Saturday 3 April 2010

Purple Reign

As Labour and the Conservatives trade insults and policies in the grapple for the middle ground, Britain’s political hue is blending from red and blue into a suave shade of purple.
Traditional associations of red with socialism and blue with conservatism go back to the bonnets rouges of the French Revolution and True Blue English protestantism. The same spectrum of political allegiance now applies for most of Europe – the one big global anomaly being America where Democrats are associated with blue and Republicans with red.
Purple always held associations with imperial or holy power. The cost of the Tyrian dye made in Lebanon meant the colour was only available to the elite.

But purple entered the political mainstream in the 1980s when it became synonymous with the Dutch Purple (or ‘Paars’) Government, a coalition of the red social-democratic Labour Party and blue right-wing liberals the People’s Party for Freedom and Democracy. The Purple Government was based on the innovative Polder Model of consensus policy, a ‘third way’ acclaimed and later borrowed by Bill Clinton and Tony Blair.

So when Tony Blair pitched New Labour at the middle ground during the 1997 election campaign the backgrounds used for speeches and party political broadcasts predictably faded to purple.

Over the last decade, Labour’s political palette has swung between rabble-rousing red and appeasing purple in response to the government’s fortunes.

In 1998 John Prescott balked at the background of his Party Conference speech saying "Purple? The imperial colour of Philip of Macedonia. I can't have that, can I? Change it!"
Since then the annual Labour Party Conferences have been conducted in front of a smouldering twilight gradient that shifts between lilac, violet and cabaret red depending on the speaker, illuminating Labour’s message with a powerpoint-like purple haze.



Brown re-branded Labour’s red rose in mauve when he took over from Blair in 2007 – then backtracked to a more traditional red following opposition from party faithfuls.

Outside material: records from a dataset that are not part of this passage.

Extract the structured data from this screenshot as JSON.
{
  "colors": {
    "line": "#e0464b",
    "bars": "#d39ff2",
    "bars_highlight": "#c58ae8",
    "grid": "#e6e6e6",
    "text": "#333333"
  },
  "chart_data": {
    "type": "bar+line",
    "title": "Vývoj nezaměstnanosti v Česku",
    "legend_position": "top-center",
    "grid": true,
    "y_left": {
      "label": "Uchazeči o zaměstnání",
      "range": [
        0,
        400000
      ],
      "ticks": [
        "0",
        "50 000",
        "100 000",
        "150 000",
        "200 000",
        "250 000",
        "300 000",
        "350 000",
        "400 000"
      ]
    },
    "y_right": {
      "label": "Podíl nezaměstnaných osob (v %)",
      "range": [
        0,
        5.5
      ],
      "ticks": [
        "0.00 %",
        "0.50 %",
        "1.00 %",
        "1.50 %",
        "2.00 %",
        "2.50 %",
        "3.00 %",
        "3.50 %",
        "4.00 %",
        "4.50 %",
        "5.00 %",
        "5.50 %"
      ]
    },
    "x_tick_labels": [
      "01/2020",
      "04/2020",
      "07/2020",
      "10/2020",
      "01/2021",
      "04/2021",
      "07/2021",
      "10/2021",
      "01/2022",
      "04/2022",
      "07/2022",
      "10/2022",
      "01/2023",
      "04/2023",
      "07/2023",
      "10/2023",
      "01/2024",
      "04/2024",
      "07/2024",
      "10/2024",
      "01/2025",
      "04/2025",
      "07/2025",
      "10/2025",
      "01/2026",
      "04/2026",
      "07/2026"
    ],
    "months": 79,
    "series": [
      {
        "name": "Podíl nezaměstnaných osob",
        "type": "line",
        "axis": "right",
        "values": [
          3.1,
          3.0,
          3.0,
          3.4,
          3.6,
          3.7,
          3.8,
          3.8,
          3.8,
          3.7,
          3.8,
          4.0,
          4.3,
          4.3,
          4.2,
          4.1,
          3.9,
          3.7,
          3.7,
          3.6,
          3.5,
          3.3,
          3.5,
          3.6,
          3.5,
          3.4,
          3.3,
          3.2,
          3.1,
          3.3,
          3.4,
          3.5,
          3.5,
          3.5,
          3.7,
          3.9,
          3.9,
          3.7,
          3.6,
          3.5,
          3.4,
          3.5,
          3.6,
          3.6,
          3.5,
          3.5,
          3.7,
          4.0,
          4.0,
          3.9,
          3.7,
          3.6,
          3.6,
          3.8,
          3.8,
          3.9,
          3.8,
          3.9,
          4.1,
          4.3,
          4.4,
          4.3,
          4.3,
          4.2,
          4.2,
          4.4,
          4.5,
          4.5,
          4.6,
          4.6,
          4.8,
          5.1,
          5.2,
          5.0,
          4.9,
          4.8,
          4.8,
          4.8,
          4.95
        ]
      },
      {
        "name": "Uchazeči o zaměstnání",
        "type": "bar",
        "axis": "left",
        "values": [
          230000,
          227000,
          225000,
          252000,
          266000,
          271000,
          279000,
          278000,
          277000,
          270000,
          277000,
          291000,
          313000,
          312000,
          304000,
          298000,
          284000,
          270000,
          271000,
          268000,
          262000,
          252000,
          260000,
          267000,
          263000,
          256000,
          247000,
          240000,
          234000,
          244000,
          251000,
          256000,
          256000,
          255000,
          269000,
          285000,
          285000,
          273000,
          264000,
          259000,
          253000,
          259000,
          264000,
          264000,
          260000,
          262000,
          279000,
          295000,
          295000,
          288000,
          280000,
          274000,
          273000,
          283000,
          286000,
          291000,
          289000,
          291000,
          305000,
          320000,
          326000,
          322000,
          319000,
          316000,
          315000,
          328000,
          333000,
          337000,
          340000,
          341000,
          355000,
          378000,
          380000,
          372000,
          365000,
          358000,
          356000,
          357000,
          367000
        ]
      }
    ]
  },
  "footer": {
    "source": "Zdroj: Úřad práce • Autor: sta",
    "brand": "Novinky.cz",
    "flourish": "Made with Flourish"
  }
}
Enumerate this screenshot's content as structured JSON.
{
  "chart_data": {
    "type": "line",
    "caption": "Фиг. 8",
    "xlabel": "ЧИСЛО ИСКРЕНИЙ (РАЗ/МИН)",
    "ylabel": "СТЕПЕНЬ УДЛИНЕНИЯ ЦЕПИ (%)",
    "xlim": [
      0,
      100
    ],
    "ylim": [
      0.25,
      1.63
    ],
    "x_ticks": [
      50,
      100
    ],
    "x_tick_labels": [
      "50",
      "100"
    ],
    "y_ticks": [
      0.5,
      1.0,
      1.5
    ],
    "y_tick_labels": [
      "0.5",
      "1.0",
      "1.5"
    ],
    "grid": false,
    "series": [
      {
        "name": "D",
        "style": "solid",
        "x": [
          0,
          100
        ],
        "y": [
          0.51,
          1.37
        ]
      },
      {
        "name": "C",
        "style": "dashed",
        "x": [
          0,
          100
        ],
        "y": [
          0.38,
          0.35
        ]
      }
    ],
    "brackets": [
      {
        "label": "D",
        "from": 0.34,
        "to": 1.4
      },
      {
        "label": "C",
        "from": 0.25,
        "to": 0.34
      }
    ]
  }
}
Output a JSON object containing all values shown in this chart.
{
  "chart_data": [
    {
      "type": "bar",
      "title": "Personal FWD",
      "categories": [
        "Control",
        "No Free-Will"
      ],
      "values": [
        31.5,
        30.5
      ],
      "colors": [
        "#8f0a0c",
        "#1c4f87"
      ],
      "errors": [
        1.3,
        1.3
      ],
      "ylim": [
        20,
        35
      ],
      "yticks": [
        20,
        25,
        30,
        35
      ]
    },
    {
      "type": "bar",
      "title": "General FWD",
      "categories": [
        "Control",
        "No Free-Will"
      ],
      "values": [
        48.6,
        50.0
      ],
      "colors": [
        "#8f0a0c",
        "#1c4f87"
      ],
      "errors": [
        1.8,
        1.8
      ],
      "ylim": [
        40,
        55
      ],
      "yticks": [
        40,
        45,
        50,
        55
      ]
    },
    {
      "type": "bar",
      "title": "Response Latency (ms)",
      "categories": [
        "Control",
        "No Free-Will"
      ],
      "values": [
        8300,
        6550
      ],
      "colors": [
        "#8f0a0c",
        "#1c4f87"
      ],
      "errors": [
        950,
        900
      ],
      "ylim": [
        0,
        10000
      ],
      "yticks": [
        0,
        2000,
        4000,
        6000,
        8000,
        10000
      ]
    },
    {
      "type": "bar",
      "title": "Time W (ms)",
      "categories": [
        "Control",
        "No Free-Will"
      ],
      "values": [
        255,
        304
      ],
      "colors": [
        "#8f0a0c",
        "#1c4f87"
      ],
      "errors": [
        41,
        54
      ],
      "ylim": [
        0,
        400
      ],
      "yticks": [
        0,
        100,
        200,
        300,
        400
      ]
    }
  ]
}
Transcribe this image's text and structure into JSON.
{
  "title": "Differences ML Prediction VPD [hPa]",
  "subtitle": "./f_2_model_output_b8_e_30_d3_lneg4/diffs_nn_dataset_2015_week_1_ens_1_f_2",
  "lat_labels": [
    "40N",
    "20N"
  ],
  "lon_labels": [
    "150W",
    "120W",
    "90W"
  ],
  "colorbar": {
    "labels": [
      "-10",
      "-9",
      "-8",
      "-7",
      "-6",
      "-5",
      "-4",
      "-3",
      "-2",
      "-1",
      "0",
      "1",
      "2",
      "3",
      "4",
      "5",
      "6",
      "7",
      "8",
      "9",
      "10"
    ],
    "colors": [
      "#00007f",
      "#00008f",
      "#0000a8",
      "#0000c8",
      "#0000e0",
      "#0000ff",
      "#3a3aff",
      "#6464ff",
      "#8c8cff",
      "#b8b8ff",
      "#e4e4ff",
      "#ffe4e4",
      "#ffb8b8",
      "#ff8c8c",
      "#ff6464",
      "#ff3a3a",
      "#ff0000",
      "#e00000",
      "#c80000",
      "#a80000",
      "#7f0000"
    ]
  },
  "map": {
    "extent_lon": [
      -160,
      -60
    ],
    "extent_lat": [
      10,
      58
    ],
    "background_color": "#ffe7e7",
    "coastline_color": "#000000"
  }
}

For Alistair Darling’s 2010 Budget Labour’s front bench turned out in uniform purple – perhaps a conscientious effort to avoid an ‘In the Red’ headline.


The Conservatives were slower to catch on to the game of stealthy graphical expansionism. In 2006 they claimed the eco-ground with a re-design of their logo as a scribbled green tree, keeping the blue but making it less banker more blue-sky-thinking.

Since then the Tories green streak has extended to David Cameron’s ties. But recently Cameron too has started to adopt purple as an attempt to woo floating voters.

A survey of recent ties shows Cameron stays towards the violet end of the spectrum – though he’s not afraid to venture into a lustrous mauve. Nick Clegg tends to lean towards lilac. Whereas Brown’s neck-ties are more variegated, ranging from lavender to magenta.


The purple reign of UK politics is the target of the Liberal Democrats’ new marketing campaign launched on the eve of April Fools’ Day. Marketing agency Iris has beautifully undercut the one-upmanship of Labour and the Tories by inventing a satirical campaign for the Labservatives, a bogus party which recasts the big two as a single flawed hegemony.



The graphics are a bastardised blend of Labour red and Tory blue, with fuzzy bland sans serif statements promising ‘more of the same’. Lines like ‘Familiarity Breeds Consent’ are cleverly cloaked digs that echo Pim Fortuyn’s Puinhopen Van Acht Jaar Paars (The Ruins of Eight Purple Years), the explosive book that effectively demolished the Dutch Purple Government when Fortuyn used it as the agenda for his political campaign in 2002. 



But there is a danger that the subtlety of the Labservative message will be lost on the majority of voters. The obliqueness of the campaign inadvertently reinforces the Lib Dems’ position at the fringe of the mainstream. By continuing to concentrate on the weaknesses of the big two rather than their own strengths, they may be condemning themselves to obscurity.

Fortuyn was assassinated 9 days before the Dutch General Elections, but went on to be posthumously elected to the House of Representatives.
In the absence of a bright alternative of any colour, perhaps Britain will end up voting in a purple advertising campaign.